Reportamos uma intervenção no New York Times do conhecido realizador: o seu mais recente trabalho, “O Irlandês”, foi produzido pela Netflix com um investimento de 140 milhões de euros.

Cinema, para Scorsese, é "uma arte moribunda"

Scorsese está meio certo 

Pode-se certamente compartilhar o sentimento de tristeza que Martin Scorsese sente ao ver tantos belos filmes excluídos da exibição nos cinemas. A tela grande está cada vez mais ocupada por filmes de franquia que os estúdios de Hollywood produzem na linha de montagem.
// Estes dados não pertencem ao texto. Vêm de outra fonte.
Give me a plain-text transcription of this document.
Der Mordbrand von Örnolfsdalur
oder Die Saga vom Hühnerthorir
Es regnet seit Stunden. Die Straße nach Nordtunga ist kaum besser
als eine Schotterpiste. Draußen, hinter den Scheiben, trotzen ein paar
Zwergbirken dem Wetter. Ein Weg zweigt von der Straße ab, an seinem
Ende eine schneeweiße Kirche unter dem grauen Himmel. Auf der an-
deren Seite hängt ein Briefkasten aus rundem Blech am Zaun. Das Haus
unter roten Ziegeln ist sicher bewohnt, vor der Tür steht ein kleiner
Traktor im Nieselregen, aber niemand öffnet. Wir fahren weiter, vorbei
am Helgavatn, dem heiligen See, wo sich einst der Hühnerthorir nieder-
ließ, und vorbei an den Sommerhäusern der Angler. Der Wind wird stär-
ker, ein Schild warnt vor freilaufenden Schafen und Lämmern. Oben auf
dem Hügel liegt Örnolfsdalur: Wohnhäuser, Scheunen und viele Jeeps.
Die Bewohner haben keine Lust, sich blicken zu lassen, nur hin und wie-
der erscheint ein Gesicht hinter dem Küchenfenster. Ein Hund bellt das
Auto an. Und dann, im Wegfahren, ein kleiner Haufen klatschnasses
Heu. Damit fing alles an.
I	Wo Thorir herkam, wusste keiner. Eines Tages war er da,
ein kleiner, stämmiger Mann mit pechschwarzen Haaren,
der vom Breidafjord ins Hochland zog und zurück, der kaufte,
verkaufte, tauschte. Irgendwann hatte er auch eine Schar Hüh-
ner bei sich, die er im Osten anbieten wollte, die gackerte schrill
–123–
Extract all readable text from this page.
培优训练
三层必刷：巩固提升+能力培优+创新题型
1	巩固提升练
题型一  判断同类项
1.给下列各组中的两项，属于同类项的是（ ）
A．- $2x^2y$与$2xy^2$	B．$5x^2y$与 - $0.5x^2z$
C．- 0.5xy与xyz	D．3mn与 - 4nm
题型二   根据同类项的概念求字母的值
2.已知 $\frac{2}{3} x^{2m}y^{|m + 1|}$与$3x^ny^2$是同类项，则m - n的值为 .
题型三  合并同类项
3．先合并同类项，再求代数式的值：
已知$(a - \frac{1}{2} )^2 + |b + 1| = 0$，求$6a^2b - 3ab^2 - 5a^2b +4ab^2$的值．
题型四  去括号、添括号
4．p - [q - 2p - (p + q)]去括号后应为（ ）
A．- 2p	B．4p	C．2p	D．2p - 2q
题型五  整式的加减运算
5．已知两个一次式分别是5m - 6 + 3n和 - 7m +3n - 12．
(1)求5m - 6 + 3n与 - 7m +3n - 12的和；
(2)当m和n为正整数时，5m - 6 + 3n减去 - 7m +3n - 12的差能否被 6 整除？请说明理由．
Pode-se também compartilhar parcialmente a opinião de que os filmes da Marvel são um substituto do cinema apenas com o sabor do cinema, mas não com sua aura. 

O que não se pode, porém, compartilhar é que a cinematografia está morta como arte. Claro que Hollywood está perdida, pelo menos por enquanto. Felizmente existe tecnologia para lançar um salva-vidas para a arte do cinema e suas expressões não hollywoodianas. Que são cinema independente, autores experimentais e fora da matilha. 

São justamente os serviços de streaming, como Netflix, Prime Amazon, Hulu e outros, que produzem o tipo de filme que falta a Scorsese e os produzem em quantidades nunca antes vistas. Eles estão colocando $ 30-40 milhões para financiar um filme sobre Heinrich, sobre a seca na África, sobre o Levante da Páscoa na Irlanda. Netflix deu US$ 140 milhões a Scorsese o irlandês

Streaming ajuda a arte do cinema 

Os serviços de streaming têm mais de meio bilhão de assinantes que solicitam conteúdo de todos os tipos para receber a taxa de assinatura de US$ 10 no final do mês. É um público exigente e diversificado. Depois, há Mubi, que é o maior cinema de arte de todos os tempos. Há todo o cinema que Scorsese e eu gostamos. Se esses filmes vão ou não para os cinemas é uma questão secundária. Eles estão aí e isso sustenta os autores, atrai novos e educa os espectadores das franquias na arte perdida do cinema. 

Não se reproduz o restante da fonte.